Agreed, but it's the only system I have available right now to test GCC
3.3 and higher. Since FreeBSD doesn't use glibc the functions come from a
different source - but the namespace they end up in is decided by
libstdc++ and AFAIK is consistent across FreeBSD and Linux.

> > Only GCC 2.x seems to declare those functions in namespace std, but
> > that's probably because namespace std == global namespace in GCC 2.x
> > (all std:: qualifiers are effectively ignored)
> >
> > Should the first line of the test above be changed as follows?
> >
> > # if defined(__GNUC__) && (__GNUC__ == 3)
> According to your information, even the version number could be ignored
> since GCC 2.x assumes the root and the std namespaces are equivalent.

Possibly, yes - although I can't remember the details of how GCC 2.x
ignores std:: qualifiers.

But the above test won't catch MinGW, where all this trouble started.

The attached patch might be better.
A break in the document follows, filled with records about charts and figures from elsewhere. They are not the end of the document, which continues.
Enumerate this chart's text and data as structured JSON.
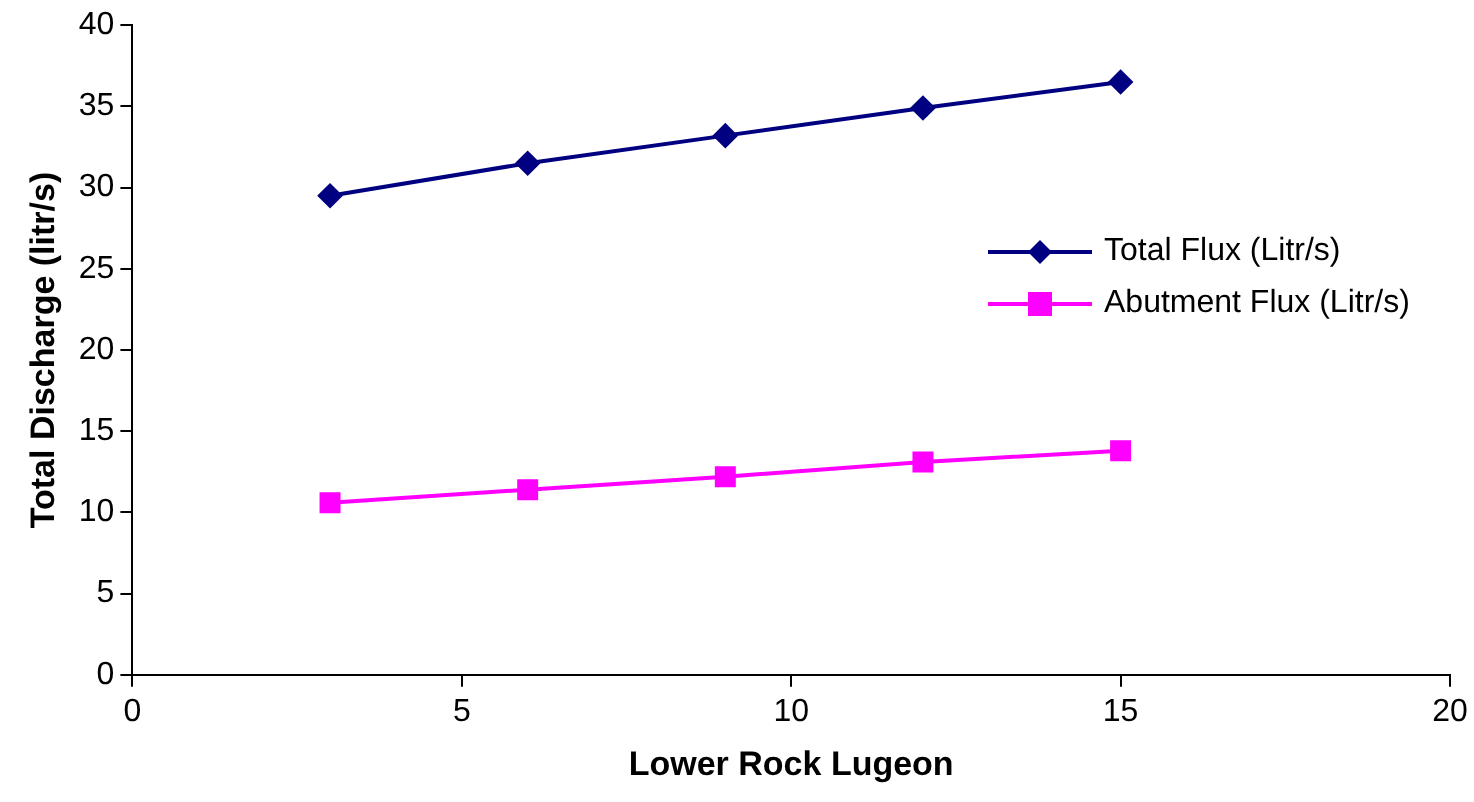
{
  "chart_data": {
    "type": "line",
    "xlabel": "Lower Rock Lugeon",
    "ylabel": "Total Discharge (litr/s)",
    "x": [
      3,
      6,
      9,
      12,
      15
    ],
    "series": [
      {
        "name": "Total Flux (Litr/s)",
        "color": "#000080",
        "marker": "diamond",
        "values": [
          29.5,
          31.5,
          33.2,
          34.9,
          36.5
        ]
      },
      {
        "name": "Abutment Flux (Litr/s)",
        "color": "#ff00ff",
        "marker": "square",
        "values": [
          10.6,
          11.4,
          12.2,
          13.1,
          13.8
        ]
      }
    ],
    "xlim": [
      0,
      20
    ],
    "xticks": [
      0,
      5,
      10,
      15,
      20
    ],
    "ylim": [
      0,
      40
    ],
    "yticks": [
      0,
      5,
      10,
      15,
      20,
      25,
      30,
      35,
      40
    ],
    "grid": false,
    "legend": "right",
    "line_style": "solid"
  }
}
It ignores libstdc++ when deciding
whether to set BOOST_HAS_INV_HYPERBOLIC (since that depends on the C
runtime, not C++). Since MinGW doesn't use GlibC that macro should not
be set. Then later when finding the namespaces (which does depend on C++
library) we check whether BOOST_HAS_INV_HYPERBOLIC before deciding on
the namespace to use. Because BOOST_HAS_INV_HYPERBOLIC is not set for
MinGW it won't define a using decl at all.
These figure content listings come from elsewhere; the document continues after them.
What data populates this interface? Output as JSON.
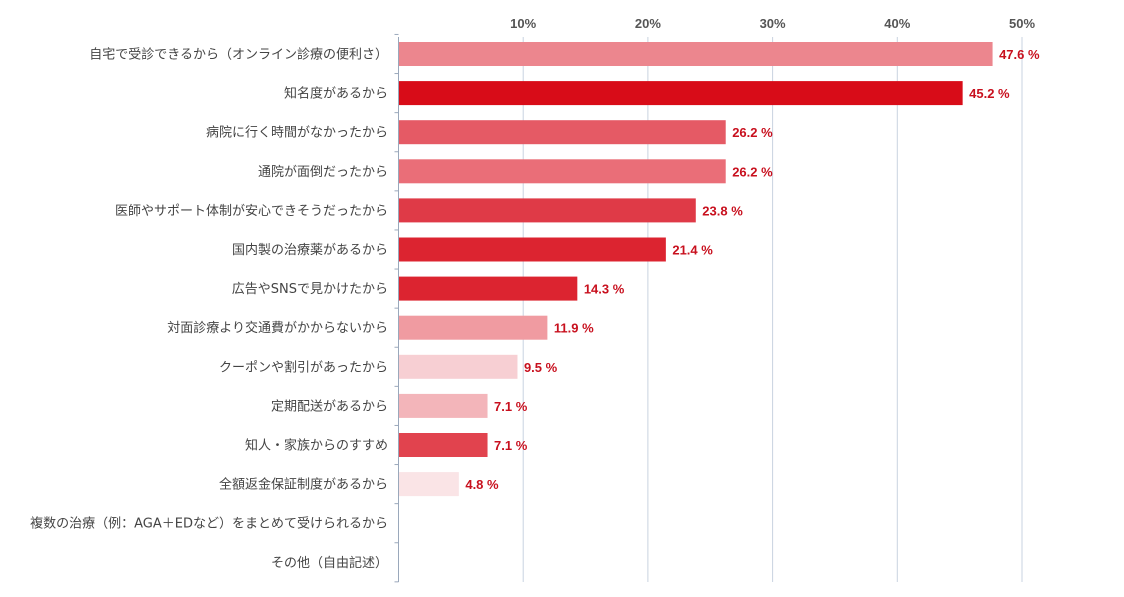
{
  "chart_data": {
    "type": "bar",
    "orientation": "horizontal",
    "title": "",
    "xlabel": "",
    "ylabel": "",
    "xlim": [
      0,
      50
    ],
    "ticks": [
      {
        "value": 10,
        "label": "10%"
      },
      {
        "value": 20,
        "label": "20%"
      },
      {
        "value": 30,
        "label": "30%"
      },
      {
        "value": 40,
        "label": "40%"
      },
      {
        "value": 50,
        "label": "50%"
      }
    ],
    "grid": true,
    "legend": "none",
    "value_suffix": " %",
    "categories": [
      "自宅で受診できるから（オンライン診療の便利さ）",
      "知名度があるから",
      "病院に行く時間がなかったから",
      "通院が面倒だったから",
      "医師やサポート体制が安心できそうだったから",
      "国内製の治療薬があるから",
      "広告やSNSで見かけたから",
      "対面診療より交通費がかからないから",
      "クーポンや割引があったから",
      "定期配送があるから",
      "知人・家族からのすすめ",
      "全額返金保証制度があるから",
      "複数の治療（例：AGA＋EDなど）をまとめて受けられるから",
      "その他（自由記述）"
    ],
    "values": [
      47.6,
      45.2,
      26.2,
      26.2,
      23.8,
      21.4,
      14.3,
      11.9,
      9.5,
      7.1,
      7.1,
      4.8,
      null,
      null
    ],
    "value_labels": [
      "47.6 %",
      "45.2 %",
      "26.2 %",
      "26.2 %",
      "23.8 %",
      "21.4 %",
      "14.3 %",
      "11.9 %",
      "9.5 %",
      "7.1 %",
      "7.1 %",
      "4.8 %",
      "",
      ""
    ],
    "colors": [
      "#ec868e",
      "#d80c18",
      "#e55a65",
      "#ea6e78",
      "#df3a47",
      "#dc2430",
      "#dc2430",
      "#f09ba1",
      "#f7cfd3",
      "#f3b5ba",
      "#e1434e",
      "#fae4e6",
      "",
      ""
    ]
  }
}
This might break FreeBSD, which does have those functions but doesn't get
them from glibc, so the __GLIBC__ check won't be true, and
BOOST_HAS_INV_HYPERBOLIC won't get set. We should do an additional check
for a recent-enough FreeBSD libc, and set BOOST_HAS_INV_HYPERBOLIC if

> > Why is BOOST_HAS_INV_HYPERBOLIC defined if you're using Glibc but not
> > libstdc++? libstdc++ doesn't make the functions unavailable, it just
> > doesn't put them in namespace std.
> I don't know; it's also something I was wondering. But since the library
> works and is used on a lot more platform than what I have access to, I
> refrained from experimenting.

Understandable - I don't have access to MinGW (or linux during the day)
so can't verify my "fixes" work.

> However, in the meantime, let's see what we can do to improve the
> current situation. I would modify the BOOST_HAS_INV_HYPERBOLIC macro so
> that it really means these C99 functions are defined.

Yes, agreed. That's what the attached patch tries to do.

> In case they are
> not, dummy functions would be defined in a detail namespace so that the
> compilers don't complain about unknown identifier, and ADL could still
> be used (this is mandatory). And in all cases, the
> BOOST_NUMERIC_INTERVAL_using_ahyp macro would point to the correct
> namespace (root, std, or the dummy detail one). How does it sound?

Much better.

This way the two properties (if the functions are available, and if so
which namespace they are in) are tested for separately.

If BOOST_HAS_INV_HYPERBOLIC means the functions are available we can
fix it later to account for FreeSBD and other cases where the functions
are provided by something other than Glibc.

Another possiblity would be to make use of the _GLIBCXX_USE_C99
(formerly _GLIBCPP_USE_C99) macro that libstdc++ defines to say whether
the C runtime is C89 or C99 (I think this is false for MinGW?) but that
would exclude FreeBSD, which has the inverse hyperbolic functions, but
not a complete C99 runtime, so libstdc++ doesn't set _GLIBCXX_USE_C99.
It would also only work for libstdc++, and we've said it is better to
set BOOST_HAS_INV_HYPERBOLIC independently of the stdlib.


[Inlines] are the third most-misused C++ feature
(after inheritance and overloading).